And,. does it tell us anything useful?
Despite the worst record in the NFC East, the New York Giants have the best DVOA in the division, per Football Outsiders. That might seem like faint praise because of how disappointing the division has been as a whole this season, but the Giants rank pretty favorably among all teams — they’re currently 14th in overall DVOA and 12th in Weighted DVOA, which puts more focus on the most recent games to get a better idea of how teams are playing right now.
Before we get into how this happened, let’s give a quick intro to DVOA for those who might be new to the metric. Basically, it’s Football Outsiders’ team efficiency metric, which takes play-by-play success, adjusts for things like opponent and game situation, and rates teams against a league average opponent. For a much more detailed explanation, go here.
By both overall DVOA and Weighted DVOA, the Giants are currently an above average team — 2.3 percent above average overall and 8.8 percent above average in weighted.
In this week’s DVOA commentary, Football Outsiders founder Aaron Schatz noted the Giants’ most recent five-game stretch has been better than the Cowboys’, which has turned them into a playoff contender. Schatz does note some of the defensive metrics are aided by facing Mark Sanchez in Week 14 and getting the adjustment for Washington’s overall season. But he also notes the Giants’ rating is mostly propelled by the offense and special teams.
We don’t know exactly what goes into DVOA specifically, but we can take a look at what the Giants have done lately that could make the metric look at them favorably.
Success on first and second down, mostly
74.5 percent of the Giants’ first downs this season have come on first or second down, which is the sixth-highest rate in the league. That is the sign of a good offense and suggests they gained an impressive amount of yards on early downs — until they don’t.
The Giants also ranked 31st in average third down distance — 8.3 yards — which also suggests when the Giants aren’t gaining a lot of yards on first and second down, they aren’t really gaining any. But in this case, the success on early downs outweighs the bad when they bring up long third downs, especially since success on first and second down is more predictive than success on third down.
With Odell Beckham Jr. and Saquon Barkley, the Giants’ offense was always going to have potential for the big play. To this point, that potential has been fulfilled and the Giants rank third in big play rate at 9.7 percent. That was the case earlier in the year, too, but the Giants were also surrounding those plays with a lot of negative ones, especially on the ground.

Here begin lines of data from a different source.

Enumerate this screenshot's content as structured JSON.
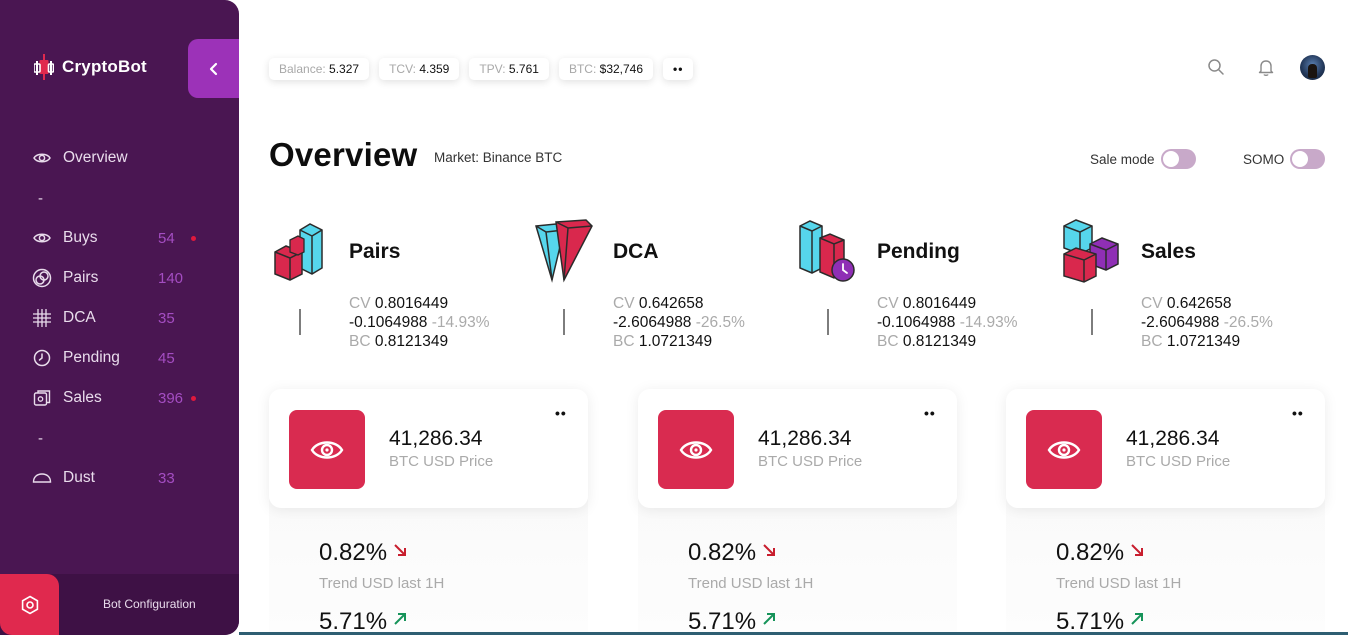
{
  "app": {
    "name": "CryptoBot"
  },
  "sidebar": {
    "items": [
      {
        "label": "Overview",
        "count": "",
        "icon": "eye-icon"
      },
      {
        "label": "Buys",
        "count": "54",
        "icon": "eye-icon",
        "alert": true
      },
      {
        "label": "Pairs",
        "count": "140",
        "icon": "pairs-icon"
      },
      {
        "label": "DCA",
        "count": "35",
        "icon": "grid-icon"
      },
      {
        "label": "Pending",
        "count": "45",
        "icon": "clock-icon"
      },
      {
        "label": "Sales",
        "count": "396",
        "icon": "sales-icon",
        "alert": true
      },
      {
        "label": "Dust",
        "count": "33",
        "icon": "cloud-icon"
      }
    ],
    "separator": "-",
    "bot_config_label": "Bot Configuration"
  },
  "topbar": {
    "pills": [
      {
        "key": "Balance:",
        "value": "5.327"
      },
      {
        "key": "TCV:",
        "value": "4.359"
      },
      {
        "key": "TPV:",
        "value": "5.761"
      },
      {
        "key": "BTC:",
        "value": "$32,746"
      }
    ],
    "more_label": "••"
  },
  "header": {
    "title": "Overview",
    "market": "Market: Binance BTC",
    "toggles": [
      {
        "label": "Sale mode",
        "on": false
      },
      {
        "label": "SOMO",
        "on": false
      }
    ]
  },
  "stats": [
    {
      "title": "Pairs",
      "cv_label": "CV",
      "cv": "0.8016449",
      "diff": "-0.1064988",
      "pct": "-14.93%",
      "bc_label": "BC",
      "bc": "0.8121349"
    },
    {
      "title": "DCA",
      "cv_label": "CV",
      "cv": "0.642658",
      "diff": "-2.6064988",
      "pct": "-26.5%",
      "bc_label": "BC",
      "bc": "1.0721349"
    },
    {
      "title": "Pending",
      "cv_label": "CV",
      "cv": "0.8016449",
      "diff": "-0.1064988",
      "pct": "-14.93%",
      "bc_label": "BC",
      "bc": "0.8121349"
    },
    {
      "title": "Sales",
      "cv_label": "CV",
      "cv": "0.642658",
      "diff": "-2.6064988",
      "pct": "-26.5%",
      "bc_label": "BC",
      "bc": "1.0721349"
    }
  ],
  "cards": [
    {
      "price": "41,286.34",
      "price_label": "BTC USD Price",
      "menu": "••",
      "trend1": "0.82%",
      "trend1_label": "Trend USD last 1H",
      "trend2": "5.71%"
    },
    {
      "price": "41,286.34",
      "price_label": "BTC USD Price",
      "menu": "••",
      "trend1": "0.82%",
      "trend1_label": "Trend USD last 1H",
      "trend2": "5.71%"
    },
    {
      "price": "41,286.34",
      "price_label": "BTC USD Price",
      "menu": "••",
      "trend1": "0.82%",
      "trend1_label": "Trend USD last 1H",
      "trend2": "5.71%"
    }
  ],
  "colors": {
    "sidebar": "#4a1652",
    "accent": "#9c32b8",
    "brand_red": "#d92b50",
    "trend_down": "#c81e2e",
    "trend_up": "#17945a"
  }
}
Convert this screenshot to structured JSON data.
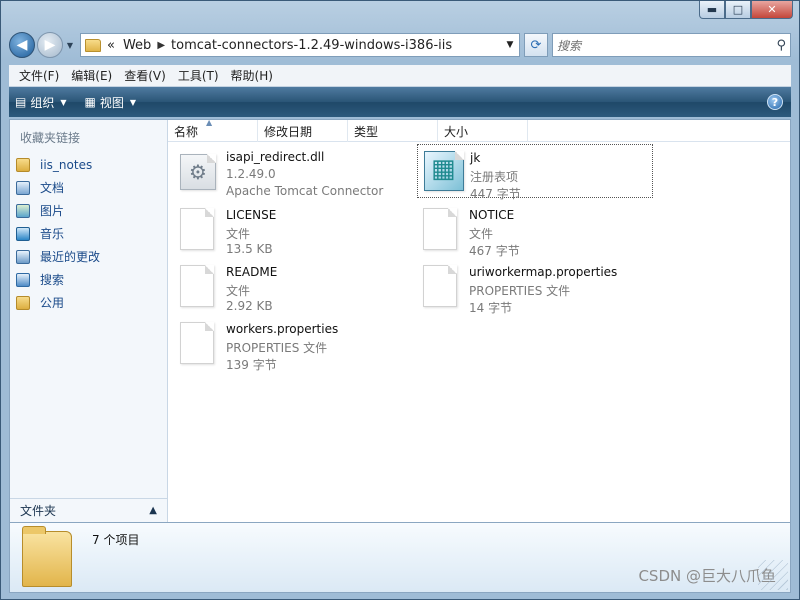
{
  "window": {
    "close_glyph": "✕",
    "max_glyph": "□",
    "min_glyph": "▬"
  },
  "address": {
    "prefix": "«",
    "crumbs": [
      "Web",
      "tomcat-connectors-1.2.49-windows-i386-iis"
    ]
  },
  "search": {
    "placeholder": "搜索"
  },
  "menu": [
    "文件(F)",
    "编辑(E)",
    "查看(V)",
    "工具(T)",
    "帮助(H)"
  ],
  "commands": {
    "organize": "组织",
    "view": "视图"
  },
  "sidebar": {
    "heading": "收藏夹链接",
    "items": [
      {
        "label": "iis_notes",
        "icon": "folder-icon"
      },
      {
        "label": "文档",
        "icon": "documents-icon"
      },
      {
        "label": "图片",
        "icon": "pictures-icon"
      },
      {
        "label": "音乐",
        "icon": "music-icon"
      },
      {
        "label": "最近的更改",
        "icon": "recent-changes-icon"
      },
      {
        "label": "搜索",
        "icon": "search-icon"
      },
      {
        "label": "公用",
        "icon": "folder-icon"
      }
    ],
    "folders_label": "文件夹"
  },
  "columns": [
    "名称",
    "修改日期",
    "类型",
    "大小"
  ],
  "files": [
    {
      "name": "isapi_redirect.dll",
      "line2": "1.2.49.0",
      "line3": "Apache Tomcat Connector",
      "kind": "dll"
    },
    {
      "name": "jk",
      "line2": "注册表项",
      "line3": "447 字节",
      "kind": "reg"
    },
    {
      "name": "LICENSE",
      "line2": "文件",
      "line3": "13.5 KB",
      "kind": "doc"
    },
    {
      "name": "NOTICE",
      "line2": "文件",
      "line3": "467 字节",
      "kind": "doc"
    },
    {
      "name": "README",
      "line2": "文件",
      "line3": "2.92 KB",
      "kind": "doc"
    },
    {
      "name": "uriworkermap.properties",
      "line2": "PROPERTIES 文件",
      "line3": "14 字节",
      "kind": "doc"
    },
    {
      "name": "workers.properties",
      "line2": "PROPERTIES 文件",
      "line3": "139 字节",
      "kind": "doc"
    }
  ],
  "details": {
    "item_count": "7 个项目"
  },
  "watermark": "CSDN @巨大八爪鱼"
}
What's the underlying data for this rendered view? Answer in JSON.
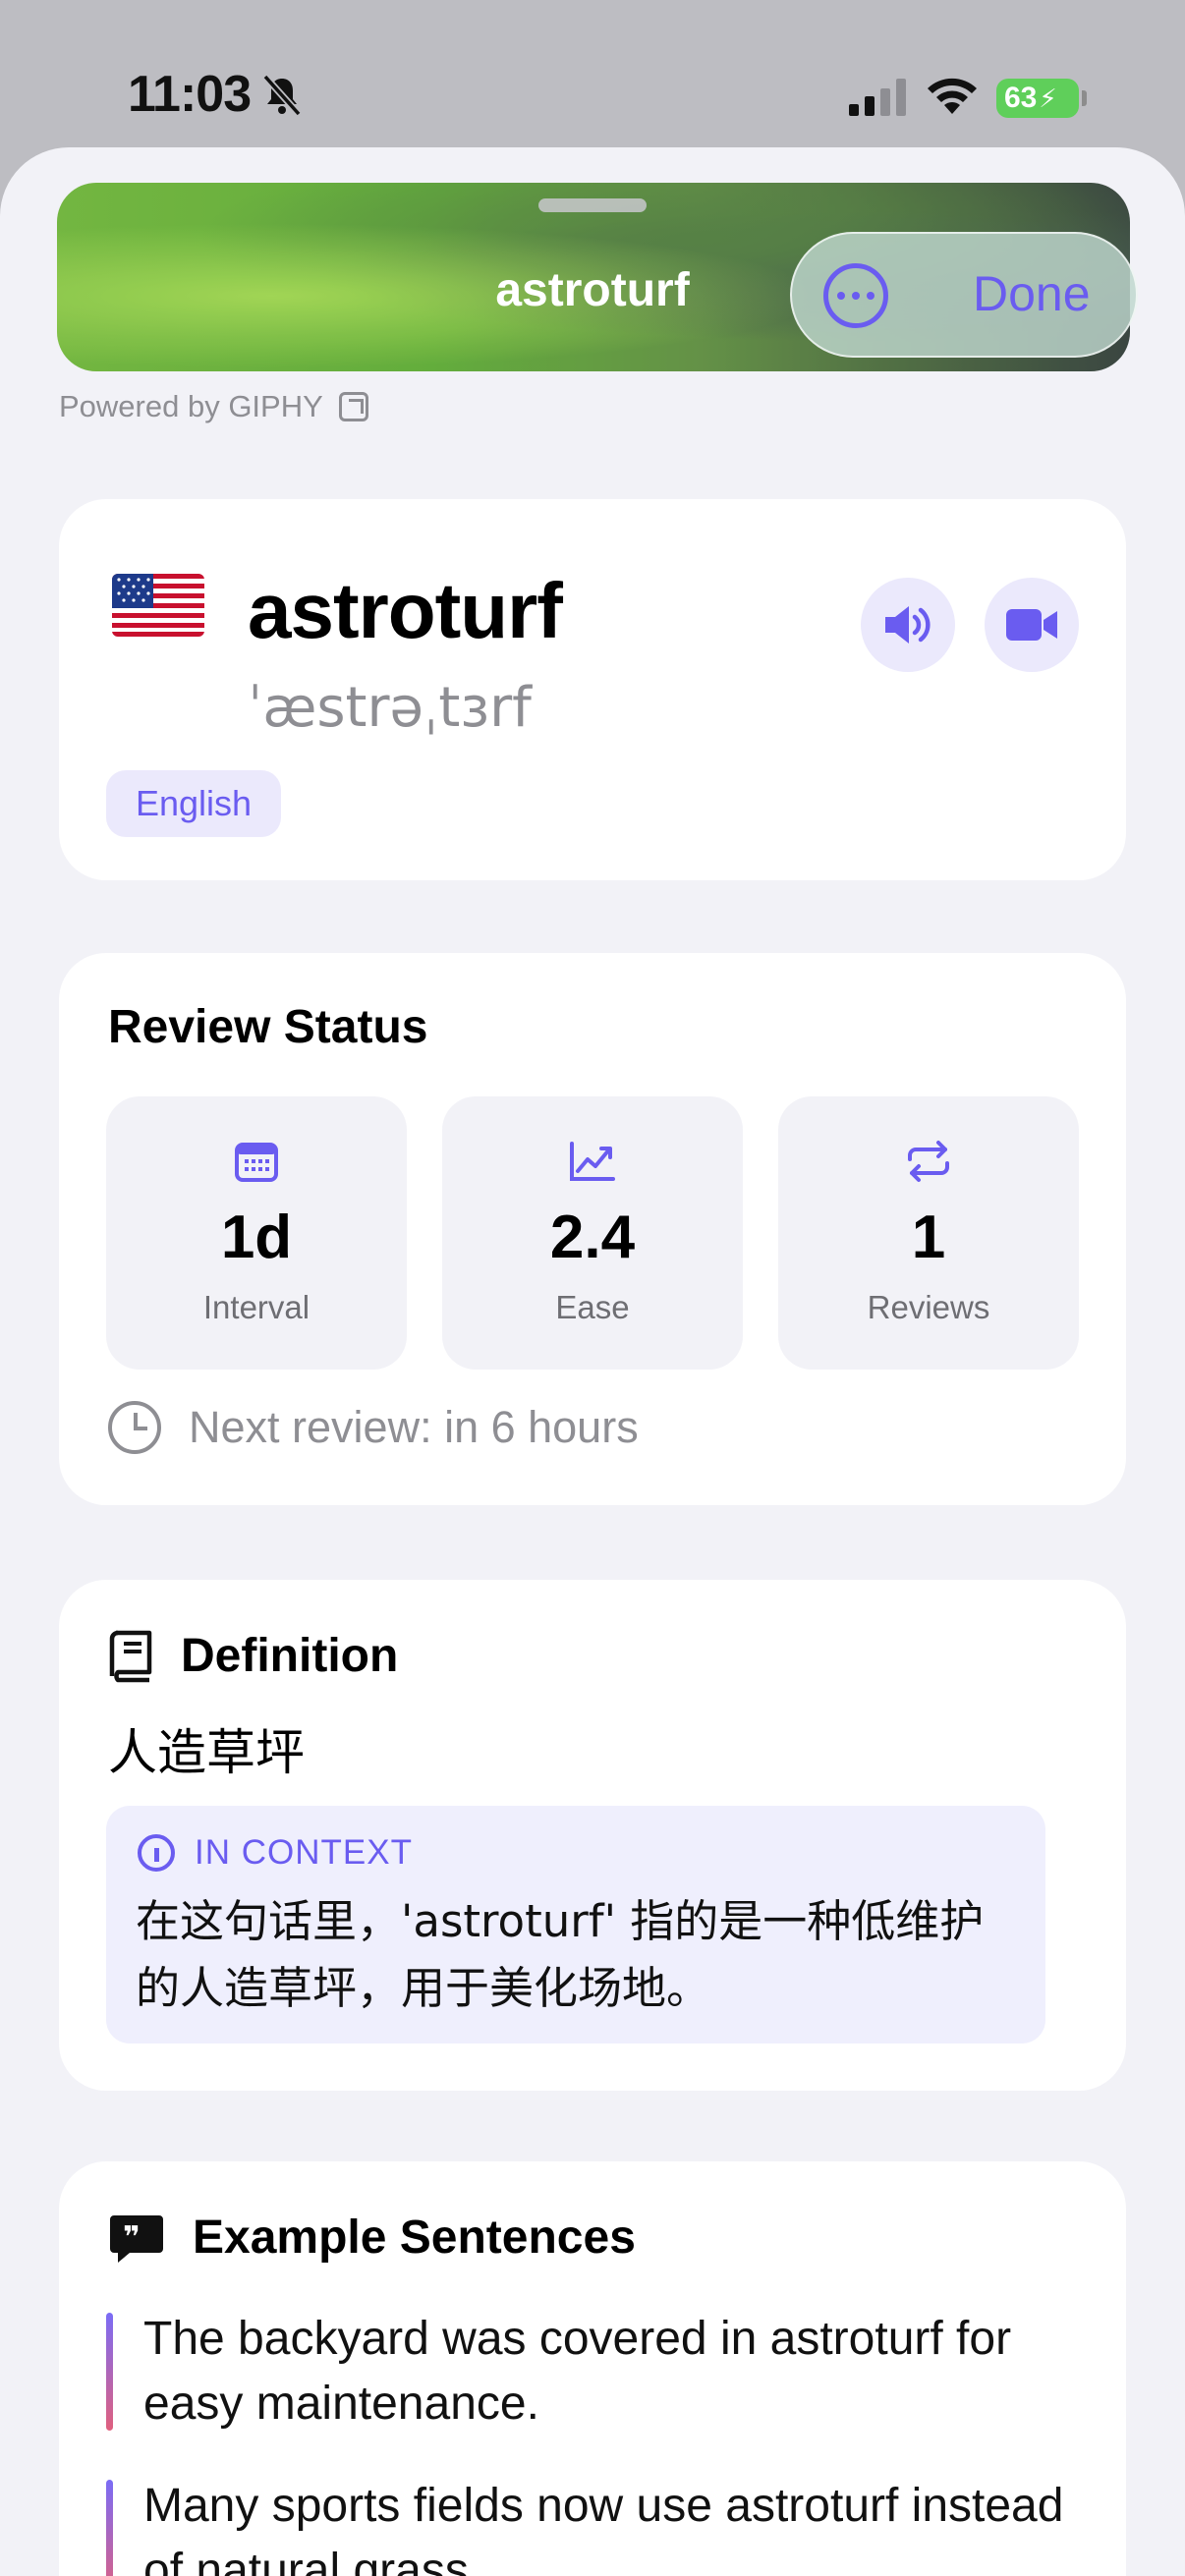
{
  "status_bar": {
    "time": "11:03",
    "battery": "63"
  },
  "header": {
    "title": "astroturf",
    "done_label": "Done",
    "powered_by": "Powered by GIPHY"
  },
  "word": {
    "term": "astroturf",
    "phonetic": "ˈæstrəˌtɜrf",
    "language": "English",
    "flag": "us-flag"
  },
  "review_status": {
    "title": "Review Status",
    "stats": [
      {
        "value": "1d",
        "label": "Interval",
        "icon": "calendar-icon"
      },
      {
        "value": "2.4",
        "label": "Ease",
        "icon": "chart-line-icon"
      },
      {
        "value": "1",
        "label": "Reviews",
        "icon": "repeat-icon"
      }
    ],
    "next_review": "Next review: in 6 hours"
  },
  "definition": {
    "title": "Definition",
    "text": "人造草坪",
    "context_label": "IN CONTEXT",
    "context_text": "在这句话里，'astroturf' 指的是一种低维护的人造草坪，用于美化场地。"
  },
  "examples": {
    "title": "Example Sentences",
    "items": [
      "The backyard was covered in astroturf for easy maintenance.",
      "Many sports fields now use astroturf instead of natural grass."
    ]
  },
  "colors": {
    "accent": "#6a5cf0",
    "background": "#f2f2f7",
    "battery": "#5fcf5a"
  }
}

From Weeks 1-8, 27 percent of the Giants’ rushing attempts went for zero or negative yards. That’s no way to run an effective offense no matter how many big plays or how pass-heavy the team was at the time. But since the bye, only 14.3 percent of the Giants’ runs have gone for zero or negative yards, which is still a lot but more manageable than it happening on more than a quarter of their runs.
Red zone inefficiency isn’t a complete killer
Like the split between first and second down success and third down success, play in the red zone is less predictive than play across the other 80 yards of the field. In that area, the Giants are fine then they get bad once they cross the 20 — just 28th in touchdowns per red zone trip. Just getting to fine in the red zone would be a massive improvement for the Giants and that could still come.
The Giants also get bailed out there because it’s not as if they’re not scoring points in the red zone — though they’re still just 23rd in points per trip — they’re just almost exclusively kicking field goals. That brings us to …
The special teams are great
The Giants are currently third in special teams DVOA, a year after finishing 32nd. They’ve gotten great value whenever they have kicked the ball — the third-most value from kicking field goals and extra points, second-most on kickoffs, and third-most on punts. They’re also eighth in kick return value and that’s enough to cancel out the No. 30 ranking on punt returns.
They’re also 32nd in “hidden value,” which Football Outsiders describes as “the advantage teams have received from elements of special teams generally out of their control: opposing field goals, kickoff distance, and punt distance,” so basically things like losing games on 63-yard field goals.
So, is any of this sustainable?
Yes and no. The Giants’ offense is built around big plays and while those aren’t really sustainable for an average offense, it’s likely to be more so with Beckham and Barkley getting the majority of touches on the offense. The key, though, is going to be matching the explosiveness in play-to-play efficiency, which could come. The Giants’ ability to play relatively well on first and second down and for the first 20 yards of the field suggests regression should come on third down and in the red zone, even if that doesn’t pop up until 2019. Of course, some of the 2019 projections will also need to account for what the personnel looks like next season.
The special teams have been a big factor in the Giants’ success, but of the three phases of the game, it’s the least reliable from year-to-year — just look at the jump the Giants made from 2017. If the offense is still fine and the special teams drop to just average, that’s going to be a big hit.
Still, the Giants should be getting credit for playing even better than it has seemed over the past few weeks, even against weak opponents and bigger tests will come against Tennessee and Indianapolis. But even with that, there will be more the Giants need to fix to keep some of these positives going through the offseason and into 2019.